The New York Times, Shale and Editorial Oblivion

News that New York Gov. Andrew Cuomo has settled on a plan to allow hydraulic fracturing in five counties along the state’s border with Pennsylvania is obviously great news for those counties, many of them starved for the kind of well-paying jobs that come with shale development.

As for New York’s other counties that sit on top of energy-rich shale deposits, Cuomo’s plan raises questions – like this one from Anschutz Exploration’s Tom West, in an interview with Bloomberg:

“As a first step, this may be a way to get past all the hysteria. But if this is a permanent line in the sand, how do you compensate the people on the wrong side of the line?”
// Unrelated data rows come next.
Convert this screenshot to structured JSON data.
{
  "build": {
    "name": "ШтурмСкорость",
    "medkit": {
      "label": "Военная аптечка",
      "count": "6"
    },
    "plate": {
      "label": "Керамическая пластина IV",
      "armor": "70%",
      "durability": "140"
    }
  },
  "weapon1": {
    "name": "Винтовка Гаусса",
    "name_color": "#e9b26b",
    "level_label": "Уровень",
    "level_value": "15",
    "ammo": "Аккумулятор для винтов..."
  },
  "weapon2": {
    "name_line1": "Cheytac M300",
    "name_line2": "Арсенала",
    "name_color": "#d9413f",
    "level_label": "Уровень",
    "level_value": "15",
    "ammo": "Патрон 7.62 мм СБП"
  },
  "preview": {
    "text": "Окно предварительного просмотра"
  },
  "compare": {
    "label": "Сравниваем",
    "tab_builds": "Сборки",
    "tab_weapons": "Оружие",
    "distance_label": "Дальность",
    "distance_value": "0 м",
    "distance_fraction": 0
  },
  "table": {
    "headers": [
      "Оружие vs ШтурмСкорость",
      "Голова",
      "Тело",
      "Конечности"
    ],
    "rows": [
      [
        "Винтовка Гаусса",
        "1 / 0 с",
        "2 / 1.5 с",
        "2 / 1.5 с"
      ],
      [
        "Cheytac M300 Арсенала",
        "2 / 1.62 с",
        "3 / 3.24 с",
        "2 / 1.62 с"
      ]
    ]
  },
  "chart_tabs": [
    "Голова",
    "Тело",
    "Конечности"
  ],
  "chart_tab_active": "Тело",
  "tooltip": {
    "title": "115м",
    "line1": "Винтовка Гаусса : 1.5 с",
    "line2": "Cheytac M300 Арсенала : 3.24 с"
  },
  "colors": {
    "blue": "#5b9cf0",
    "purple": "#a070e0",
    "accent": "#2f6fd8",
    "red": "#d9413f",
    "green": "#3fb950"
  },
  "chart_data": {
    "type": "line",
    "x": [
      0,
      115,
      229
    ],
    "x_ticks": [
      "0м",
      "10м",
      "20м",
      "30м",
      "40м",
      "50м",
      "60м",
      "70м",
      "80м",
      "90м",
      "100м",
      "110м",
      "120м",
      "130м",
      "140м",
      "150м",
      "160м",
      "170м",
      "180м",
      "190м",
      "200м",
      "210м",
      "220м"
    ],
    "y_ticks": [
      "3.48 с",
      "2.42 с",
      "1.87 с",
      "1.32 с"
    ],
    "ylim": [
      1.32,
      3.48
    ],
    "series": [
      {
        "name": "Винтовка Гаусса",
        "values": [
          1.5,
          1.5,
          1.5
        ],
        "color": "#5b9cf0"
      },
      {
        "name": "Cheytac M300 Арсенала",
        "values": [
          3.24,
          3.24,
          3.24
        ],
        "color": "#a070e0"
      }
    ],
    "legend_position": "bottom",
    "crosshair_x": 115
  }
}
Great question. Stay tuned.

Meanwhile, though hardly hysterical, a New York Times editorial on the Cuomo plan is oblivious to some key facts about hydraulic fracturing (following Sunday’s pattern). Which makes you wonder whether the two pieces constitute a kind of passive-aggressive contribution to the news columns’ “war on shale gas.” Thursday’s editorial:

“More than a dozen states have encouraged extensive hydraulic fracturing. But the natural gas industry is poorly regulated, and the environmental risks are real. Reports of air and water pollution elsewhere have raised fear and opposition among many residents who live in New York’s portion of the gas-rich Marcellus Shale formation.”

“Poorly regulated” industry? How about a poorly researched editorial that misses – or worse, leaves out – EPA Administrator Lisa Jackson’s endorsements of the work states are doing to regulate hydraulic fracturing. We’ve practically got Jackson’s words memorized, but for the Times’ benefit (again), here she is last fall:

“We have no data right now that lead us to believe one way or the other that there needs to be specific federal regulation of the fracking process. … So it's not to say that there isn't a federal role, but you can't start to talk about a federal role without acknowledging the very strong state role.”

Here’s Jackson a couple of days later on MSNBC:

“States are stepping up and doing a good job. It doesn’t have to be EPA that regulates the 10,000 wells that might go in.”

Frankly, if there’s fear bubbling up over hydraulic fracturing in New York, if local questions have morphed into opposition, the Times has had a big hand in it with coverage that’s rife with inaccurate reporting and misrepresentations, collected here. And now two editorials that read like some folks just haven’t been paying attention.